House of Representatives directed the Joint Admissions and Matriculation Board (JAMB) to return to the former pencil-paper method in conducting examinations for candidates seeking admission into tertiary institutions.
The House of Representative on Thursday, March 17 directed the Joint Admissions Matriculation Examination, JAMB to discontinue the Computer Based Test, CBT. The House said “technical flaws” recorded in the latest computer-based Unified Tertiary Matriculation Examination had exposed JAMB’s lack of capacity to handle the computer-based tests.
The House also wants the examinations body to run both the pencil- paper examination and CBT for candidates who should choose how they want to write exam.
The resolution was passed after a lawmaker from Lagos State, Mr. Oghene Emma-Egoh, had moved a motion on the “conflicting” scores of candidates who took the examination.
He said: “The House is worried that already, serious admission problem is rocking the nation because JAMB receives huge allocation from the Federal Government, they charge candidates all manner of fees and majority of the candidates do not gain admission because of the technical hitches of the CBT.” He cited instances of conflicting scores which was occasioned by technical flaws.

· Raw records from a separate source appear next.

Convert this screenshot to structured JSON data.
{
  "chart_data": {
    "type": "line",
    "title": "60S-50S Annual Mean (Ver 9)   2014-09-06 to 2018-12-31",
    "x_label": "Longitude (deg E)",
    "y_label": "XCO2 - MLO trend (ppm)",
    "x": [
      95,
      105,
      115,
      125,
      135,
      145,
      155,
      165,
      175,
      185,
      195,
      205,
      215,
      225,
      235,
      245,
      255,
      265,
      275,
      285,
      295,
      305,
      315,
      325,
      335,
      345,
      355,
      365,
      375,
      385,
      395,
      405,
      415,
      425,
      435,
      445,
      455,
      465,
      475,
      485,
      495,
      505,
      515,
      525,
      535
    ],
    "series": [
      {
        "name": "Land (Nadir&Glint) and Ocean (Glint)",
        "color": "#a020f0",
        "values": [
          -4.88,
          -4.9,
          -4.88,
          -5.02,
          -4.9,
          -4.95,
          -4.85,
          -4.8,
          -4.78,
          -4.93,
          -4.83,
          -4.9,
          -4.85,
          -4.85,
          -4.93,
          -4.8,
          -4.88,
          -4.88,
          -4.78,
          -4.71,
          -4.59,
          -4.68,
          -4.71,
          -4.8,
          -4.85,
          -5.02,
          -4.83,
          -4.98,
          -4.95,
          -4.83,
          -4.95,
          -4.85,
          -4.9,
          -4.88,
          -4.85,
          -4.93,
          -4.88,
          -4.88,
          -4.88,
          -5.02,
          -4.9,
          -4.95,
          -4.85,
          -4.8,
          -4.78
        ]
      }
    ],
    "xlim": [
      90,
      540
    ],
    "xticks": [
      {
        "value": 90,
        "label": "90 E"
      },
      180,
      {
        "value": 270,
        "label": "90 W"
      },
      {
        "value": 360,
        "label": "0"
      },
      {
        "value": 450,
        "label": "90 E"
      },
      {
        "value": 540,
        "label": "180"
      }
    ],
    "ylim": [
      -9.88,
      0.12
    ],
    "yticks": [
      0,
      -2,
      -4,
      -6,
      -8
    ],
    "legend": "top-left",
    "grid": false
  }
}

He said: “Foluke, the 17-year-old girl in Ejigbo-Lagos, scored an aggregate of 156 in the first result, while in the result that later came out, she had an aggregate of 196.” Citing another instance, he said Ibrahim Shawulu from Kogi state who scored 399 out of 400, but in less than 24 hours another result surfaced reducing Shawulu’s score to 199.
Other law makers while supporting insisted the CBT be made optional for the students.
The House which approved of the motion after it was put to a voice vote by the Speaker, Yakubu Dogara also mandated its committee on education to investigate the matter and report back to the House for further legislative input.